The First African American Woman Cartoonist chronicles the life of a multiply talented woman who became a successful cartoonist. Ormes’s cartoon characters–Torchy Brown, Candy, Patty-Jo, and Ginger–delighted readers of African American newspapers such as the Chicago Defender and Pittsburgh Courier between 1937-56. This biography provides an invaluable glimpse into the history and culture of that era. As a member of Chicago’s black elite, Ormes’s social circle included leading political figures and entertainers of the day. People who knew her say that she modeled some cartoon characters after herself as beautifully dressed and coiffed females, appearing and speaking out in ways that defied stereotyped images of blacks in the mainstream press. Ormes’s politics, which fell decidedly to the left and were apparent to even a casual reader of her cartoons and comics, eventually led to her investigation by the FBI during the McCarthy era. In the late 1940s, Ormes (1911-85) transformed cartoon character Patty-Jo into a doll that is now a collector’s item.

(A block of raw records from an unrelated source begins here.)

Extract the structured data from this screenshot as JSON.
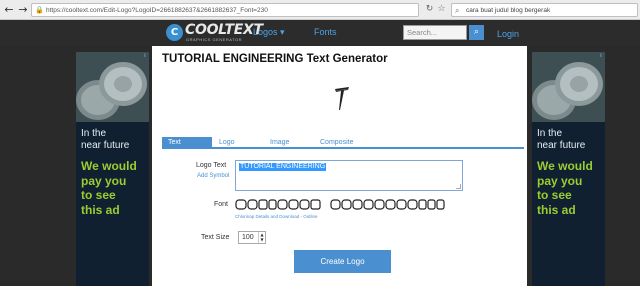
{
  "browser": {
    "url": "https://cooltext.com/Edit-Logo?LogoID=2661882637&2661882637_Font=230",
    "search_query": "cara buat judul blog bergerak"
  },
  "header": {
    "logo_word": "COOLTEXT",
    "logo_sub": "GRAPHICS GENERATOR",
    "nav_logos": "Logos ▾",
    "nav_fonts": "Fonts",
    "search_placeholder": "Search...",
    "login": "Login"
  },
  "main": {
    "title": "TUTORIAL ENGINEERING Text Generator",
    "tabs": [
      {
        "label": "Text",
        "active": true
      },
      {
        "label": "Logo"
      },
      {
        "label": "Image"
      },
      {
        "label": "Composite"
      }
    ],
    "logo_text_label": "Logo Text",
    "add_symbol": "Add Symbol",
    "logo_text_value": "TUTORIAL ENGINEERING",
    "font_label": "Font",
    "font_links": "Chlorinap Details and Download - Outline",
    "text_size_label": "Text Size",
    "text_size_value": "100",
    "create_button": "Create Logo"
  },
  "ads": {
    "line1": [
      "In the",
      "near future"
    ],
    "line2": [
      "We would",
      "pay you",
      "to see",
      "this ad"
    ]
  },
  "colors": {
    "accent": "#4a8fd0",
    "header_bg": "#2c2c2c",
    "ad_bg": "#102030",
    "ad_green": "#9acd32"
  }
}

The book presents one hundred and thirty one of Jackie Ormes’s cartoons and comic strips, some in color, some from original art work, and most digitally photographed from actual newspaper with only a few reproduced and restored from microfilm. Her topics include fashion, modern life, and human foibles, as well as racial injustice, foreign and domestic policy, educational equality, the atom bomb, and environmental pollution, among other pressing issues of those times, and indeed, of ours today.